Savvy Buyers Being Let Go —Dana
ONE OF the casualties of print's decline in corporate America is the corporate print buyer. As companies reshape their marketing strategies to embrace newer media—at the expense of print—their need for employees who only specialize in sourcing print will shrink. Or disappear altogether.
It's easy to understand, but oh-so-painful to witness.
I'm thinking about the professionals throughout every industry, in organizations large and small, whose role it is to source and manage their employers' printing needs. They typically work in marketing, corporate communications, purchasing or creative services.
Their titles may or may not include the words "print" or "production."
They're self-trained print aficionados. They've carved a niche career out of years of focusing on print manufacturing trends and how to sniff out the perfect print providers.
Print's Shifting Role
When Frank Romano, professor emeritus at RIT, conducted a print buyer survey in 2008, there were roughly 23,000 full-time print buyers across the United States. Add to that another 60,000 who bought more than $5,000 of printed materials every year, and perhaps as many as one million more who bought less than $5,000 of print annually.
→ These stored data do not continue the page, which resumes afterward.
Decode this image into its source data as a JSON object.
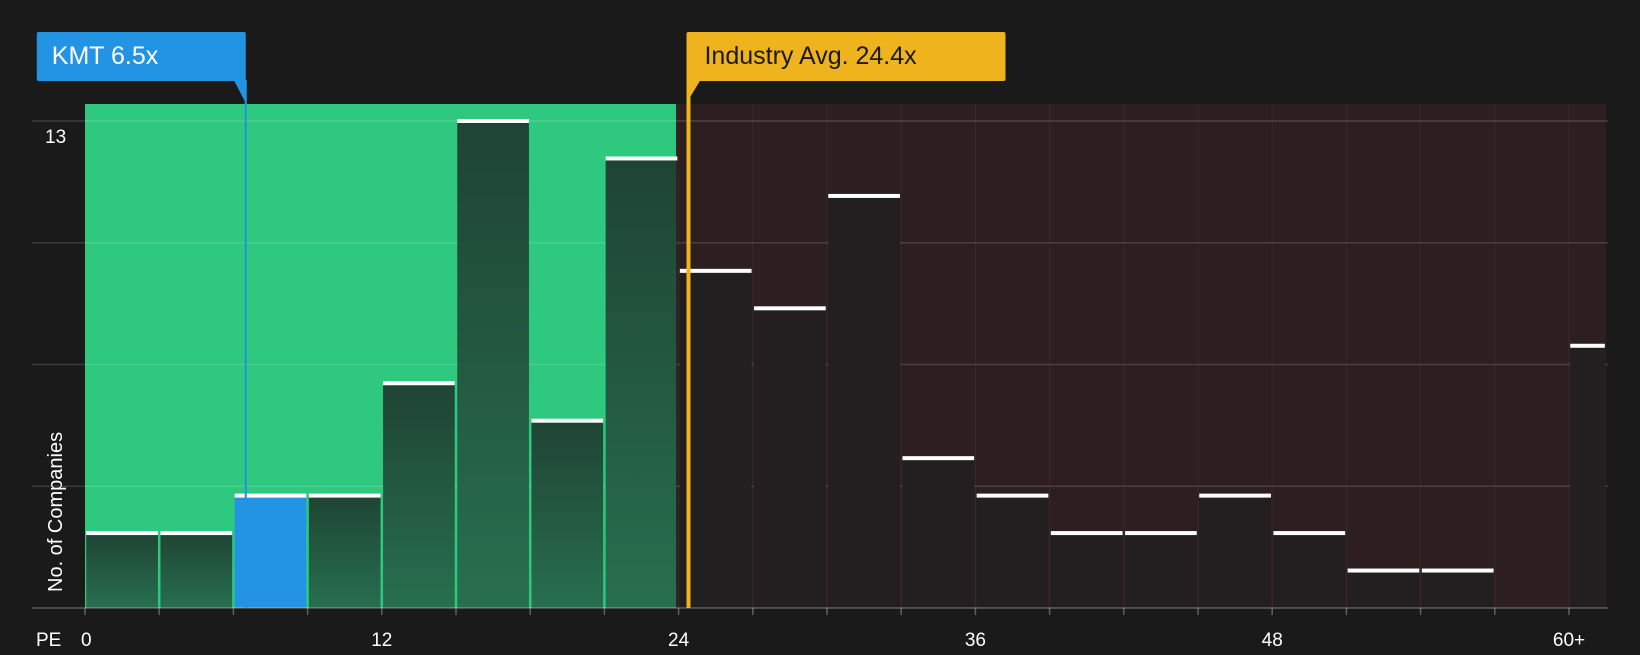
{
  "chart_data": {
    "type": "bar",
    "x_axis_label": "PE",
    "ylabel": "No. of Companies",
    "y_tick_labels": [
      {
        "value": 13,
        "label": "13"
      }
    ],
    "ylim": [
      0,
      13
    ],
    "x_tick_labels": [
      {
        "value": 0,
        "label": "0"
      },
      {
        "value": 12,
        "label": "12"
      },
      {
        "value": 24,
        "label": "24"
      },
      {
        "value": 36,
        "label": "36"
      },
      {
        "value": 48,
        "label": "48"
      },
      {
        "value": 60,
        "label": "60+"
      }
    ],
    "xlim": [
      0,
      61.5
    ],
    "bin_width": 3,
    "bins": [
      {
        "start": 0,
        "end": 3,
        "count": 2
      },
      {
        "start": 3,
        "end": 6,
        "count": 2
      },
      {
        "start": 6,
        "end": 9,
        "count": 3,
        "highlight": true
      },
      {
        "start": 9,
        "end": 12,
        "count": 3
      },
      {
        "start": 12,
        "end": 15,
        "count": 6
      },
      {
        "start": 15,
        "end": 18,
        "count": 13
      },
      {
        "start": 18,
        "end": 21,
        "count": 5
      },
      {
        "start": 21,
        "end": 24,
        "count": 12
      },
      {
        "start": 24,
        "end": 27,
        "count": 9
      },
      {
        "start": 27,
        "end": 30,
        "count": 8
      },
      {
        "start": 30,
        "end": 33,
        "count": 11
      },
      {
        "start": 33,
        "end": 36,
        "count": 4
      },
      {
        "start": 36,
        "end": 39,
        "count": 3
      },
      {
        "start": 39,
        "end": 42,
        "count": 2
      },
      {
        "start": 42,
        "end": 45,
        "count": 2
      },
      {
        "start": 45,
        "end": 48,
        "count": 3
      },
      {
        "start": 48,
        "end": 51,
        "count": 2
      },
      {
        "start": 51,
        "end": 54,
        "count": 1
      },
      {
        "start": 54,
        "end": 57,
        "count": 1
      },
      {
        "start": 60,
        "end": 61.5,
        "count": 7
      }
    ],
    "markers": [
      {
        "id": "company",
        "label": "KMT 6.5x",
        "value": 6.5,
        "color": "#2394e3"
      },
      {
        "id": "industry",
        "label": "Industry Avg. 24.4x",
        "value": 24.4,
        "color": "#efb41d"
      }
    ],
    "regions": [
      {
        "id": "undervalued",
        "from": 0,
        "to": 23.9,
        "color": "#2ec87f"
      },
      {
        "id": "overvalued",
        "from": 23.9,
        "to": 61.5,
        "color": "#2d1f20"
      }
    ],
    "colors": {
      "background": "#1a1a1b",
      "bar_default": "#1e4a36",
      "bar_over": "#231f20",
      "bar_highlight": "#2394e3",
      "bar_cap": "#ffffff",
      "grid": "#ffffff",
      "axis_text": "#ffffff"
    }
  }
}
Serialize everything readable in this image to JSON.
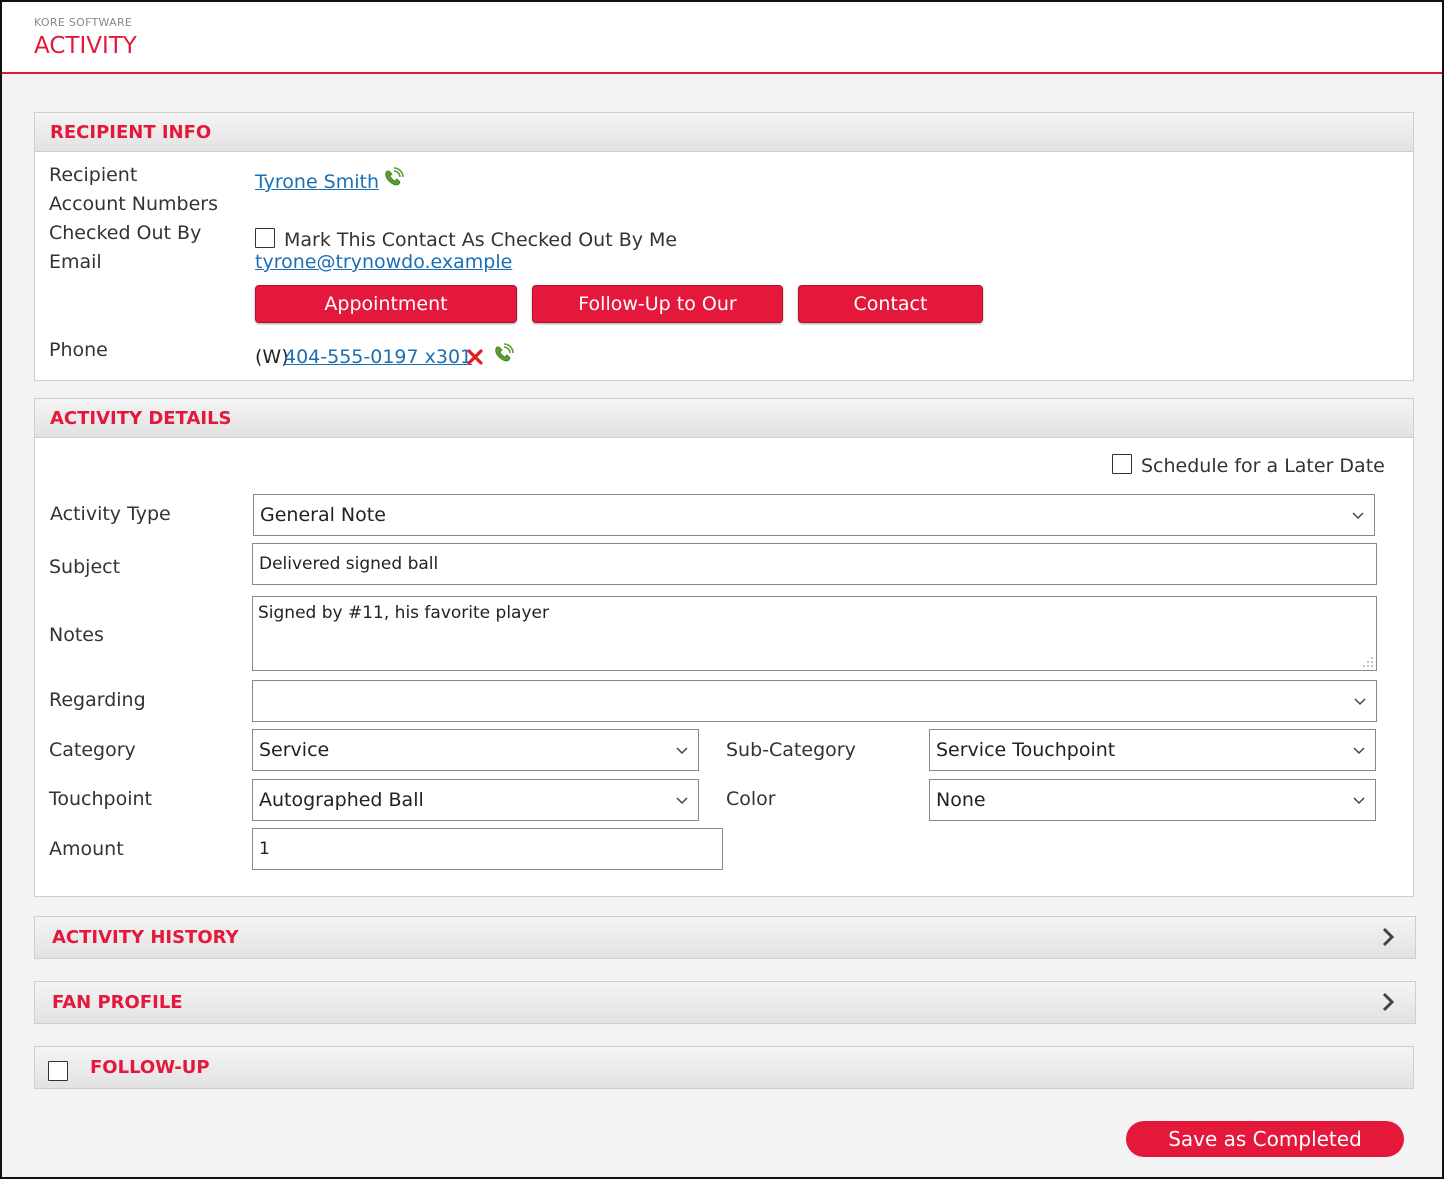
{
  "app": {
    "brand": "KORE SOFTWARE",
    "title": "ACTIVITY"
  },
  "recipient_info": {
    "title": "RECIPIENT INFO",
    "labels": {
      "recipient": "Recipient",
      "account_numbers": "Account Numbers",
      "checked_out_by": "Checked Out By",
      "email": "Email",
      "phone": "Phone"
    },
    "recipient_name": "Tyrone Smith",
    "checkout_label": "Mark This Contact As Checked Out By Me",
    "email": "tyrone@trynowdo.example",
    "email_templates": [
      "Appointment Confirmation",
      "Follow-Up to Our Meeting",
      "Contact Reconnect"
    ],
    "phone_prefix": "(W)",
    "phone_number": "404-555-0197 x301"
  },
  "activity_details": {
    "title": "ACTIVITY DETAILS",
    "schedule_label": "Schedule for a Later Date",
    "labels": {
      "activity_type": "Activity Type",
      "subject": "Subject",
      "notes": "Notes",
      "regarding": "Regarding",
      "category": "Category",
      "sub_category": "Sub-Category",
      "touchpoint": "Touchpoint",
      "color": "Color",
      "amount": "Amount"
    },
    "values": {
      "activity_type": "General Note",
      "subject": "Delivered signed ball",
      "notes": "Signed by #11, his favorite player",
      "regarding": "",
      "category": "Service",
      "sub_category": "Service Touchpoint",
      "touchpoint": "Autographed Ball",
      "color": "None",
      "amount": "1"
    }
  },
  "sections": {
    "activity_history": "ACTIVITY HISTORY",
    "fan_profile": "FAN PROFILE",
    "follow_up": "FOLLOW-UP"
  },
  "footer": {
    "save_label": "Save as Completed"
  },
  "colors": {
    "accent": "#e4183a",
    "link": "#1a6fb5"
  },
  "icons": [
    "phone-call-icon",
    "delete-x-icon",
    "chevron-right-icon",
    "dropdown-caret-icon"
  ]
}
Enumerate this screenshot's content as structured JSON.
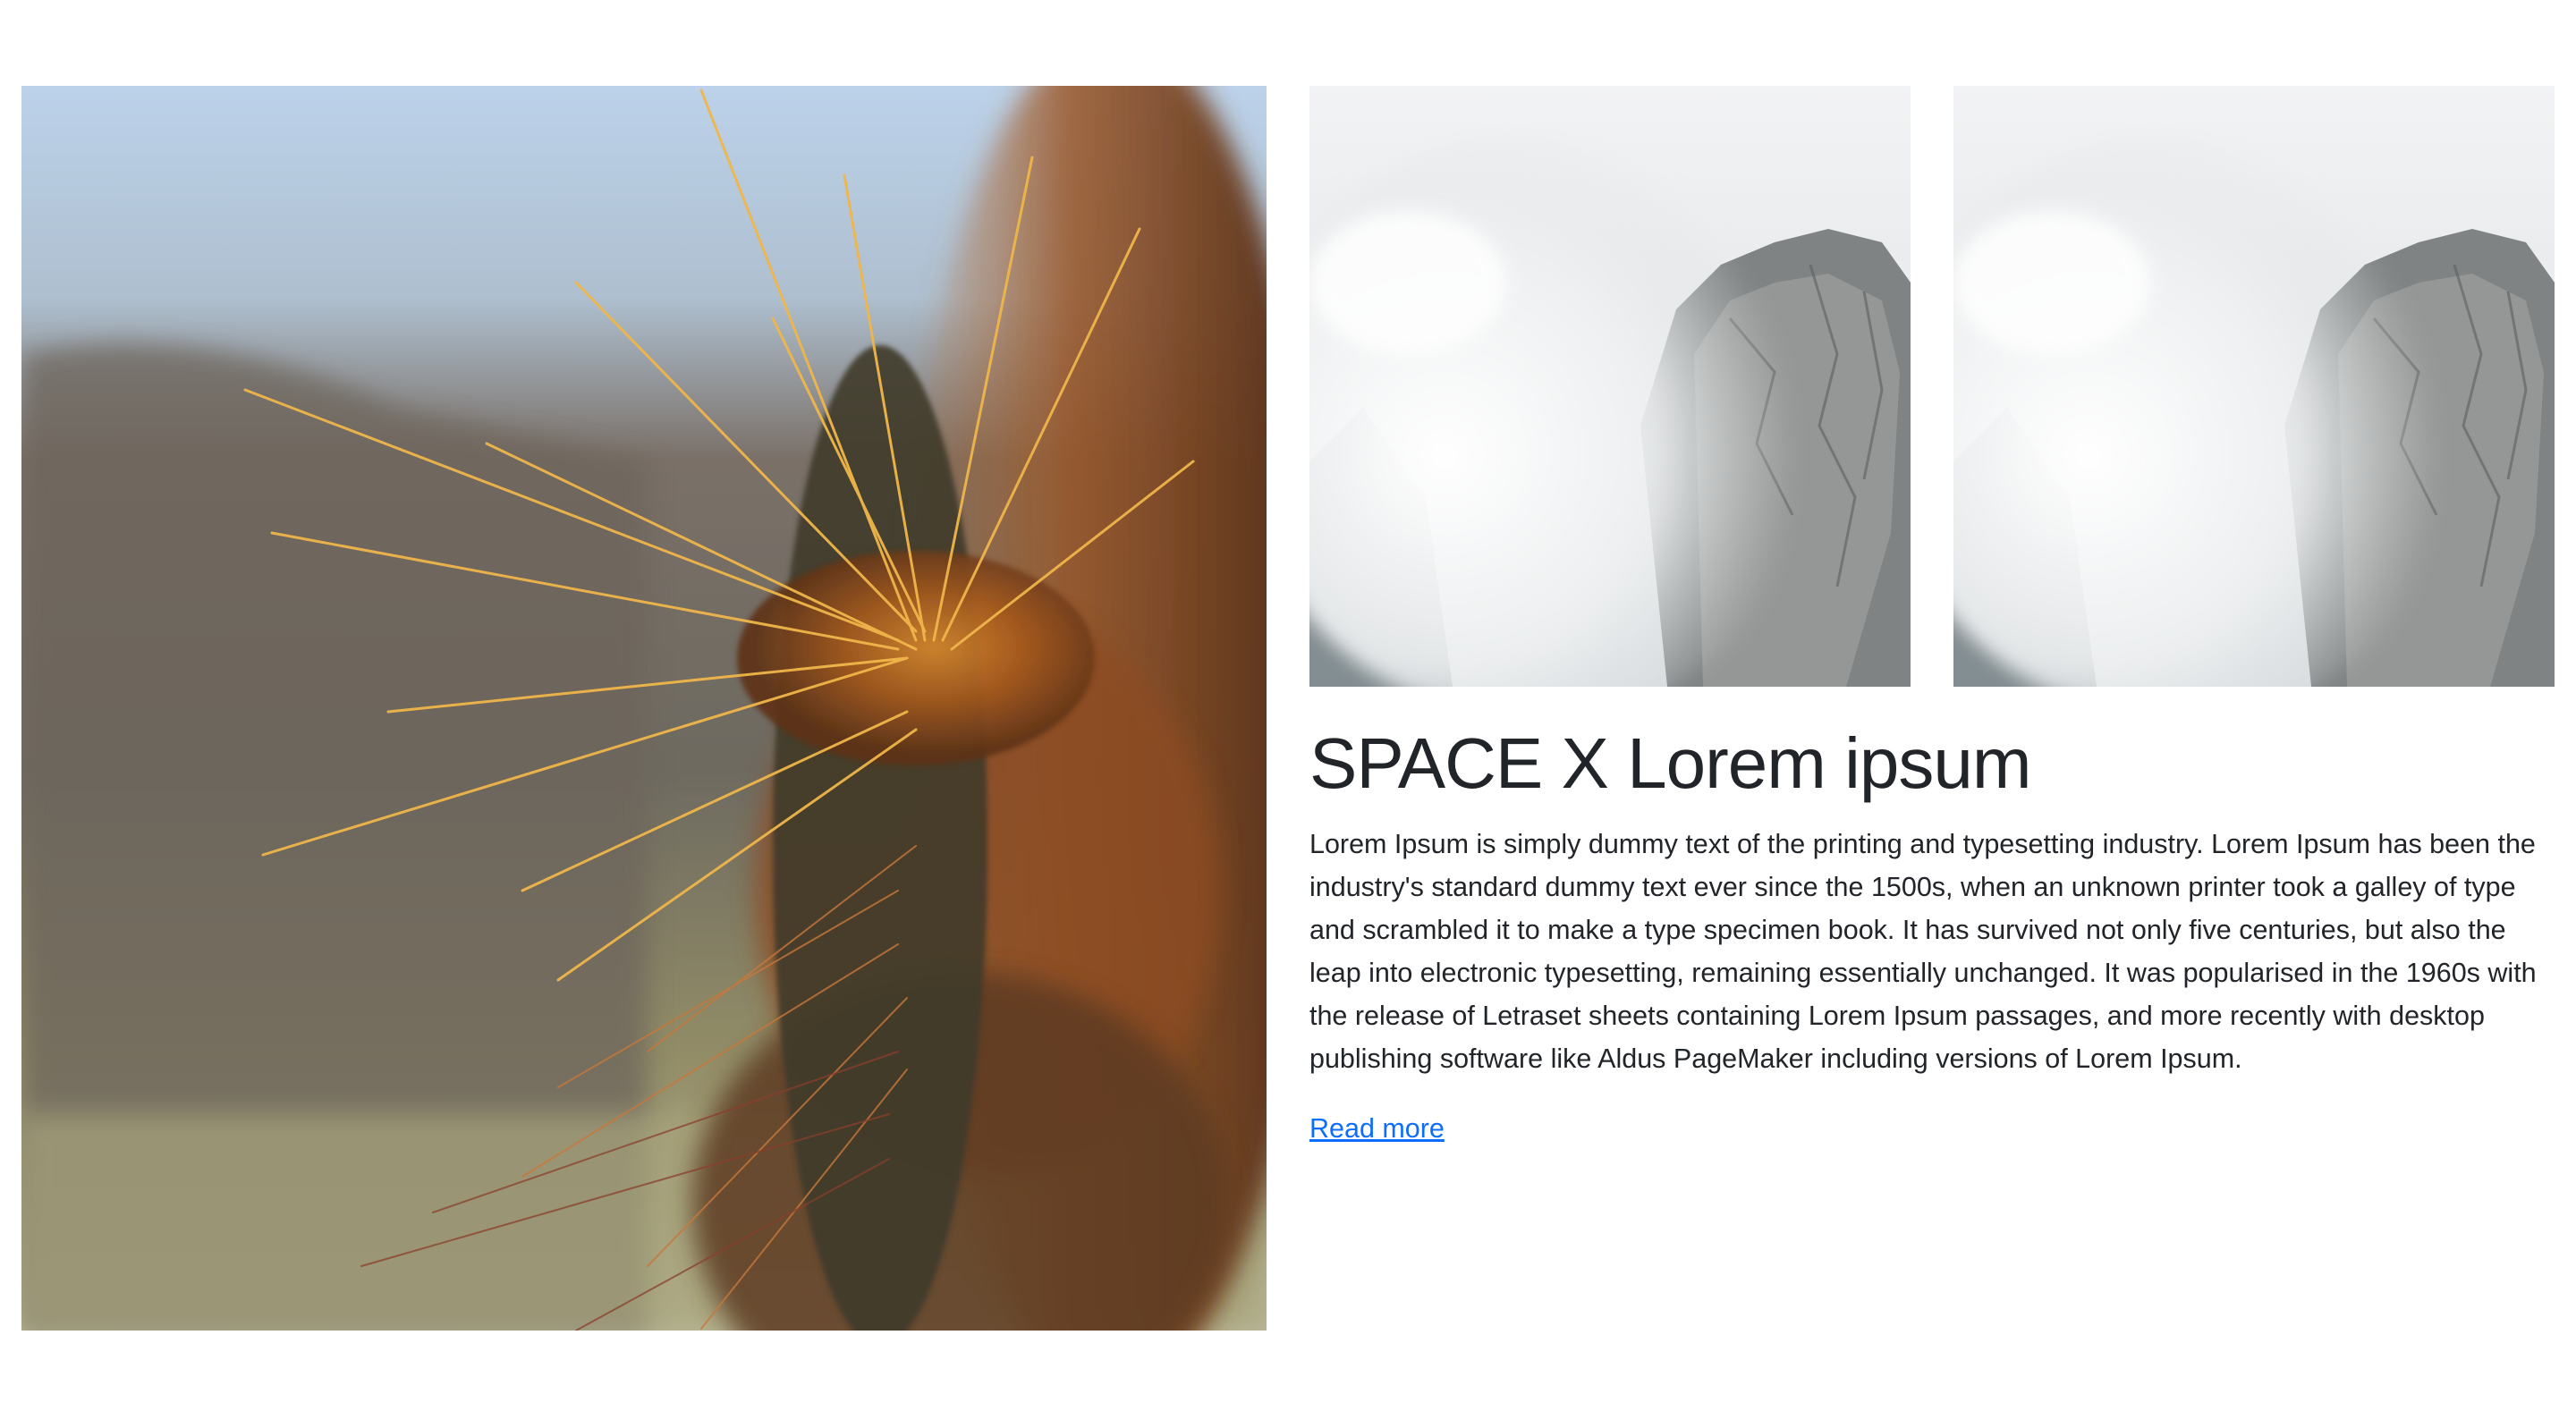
{
  "hero": {
    "image": "cactus-closeup-photo"
  },
  "gallery": {
    "images": [
      "mountain-clouds-photo",
      "mountain-clouds-photo"
    ]
  },
  "article": {
    "title": "SPACE X Lorem ipsum",
    "body": "Lorem Ipsum is simply dummy text of the printing and typesetting industry. Lorem Ipsum has been the industry's standard dummy text ever since the 1500s, when an unknown printer took a galley of type and scrambled it to make a type specimen book. It has survived not only five centuries, but also the leap into electronic typesetting, remaining essentially unchanged. It was popularised in the 1960s with the release of Letraset sheets containing Lorem Ipsum passages, and more recently with desktop publishing software like Aldus PageMaker including versions of Lorem Ipsum.",
    "read_more_label": "Read more"
  },
  "colors": {
    "text": "#212529",
    "link": "#0d6efd",
    "background": "#ffffff"
  }
}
Personally, it's the 23,000 full-timers I'm worried about. Their jobs are most vulnerable. And what about their career prospects?
Regardless of when the economy improves, it's unlikely that print's ranking in corporate marketing campaigns will shoot back up to the top. Print now shares a seat at the table with other marketing media.
A big challenge for companies is how to get the mix of media just right. Should you implement a social media campaign? Jump into e-mail marketing? Launch a corporate blog? Host tweet-ups and other hip events? Fortify your Website? And where does print fit into all of this?
Print will take on a supporting role. And, as this shift takes place, professional print buyers are finding that their roles are shifting, too.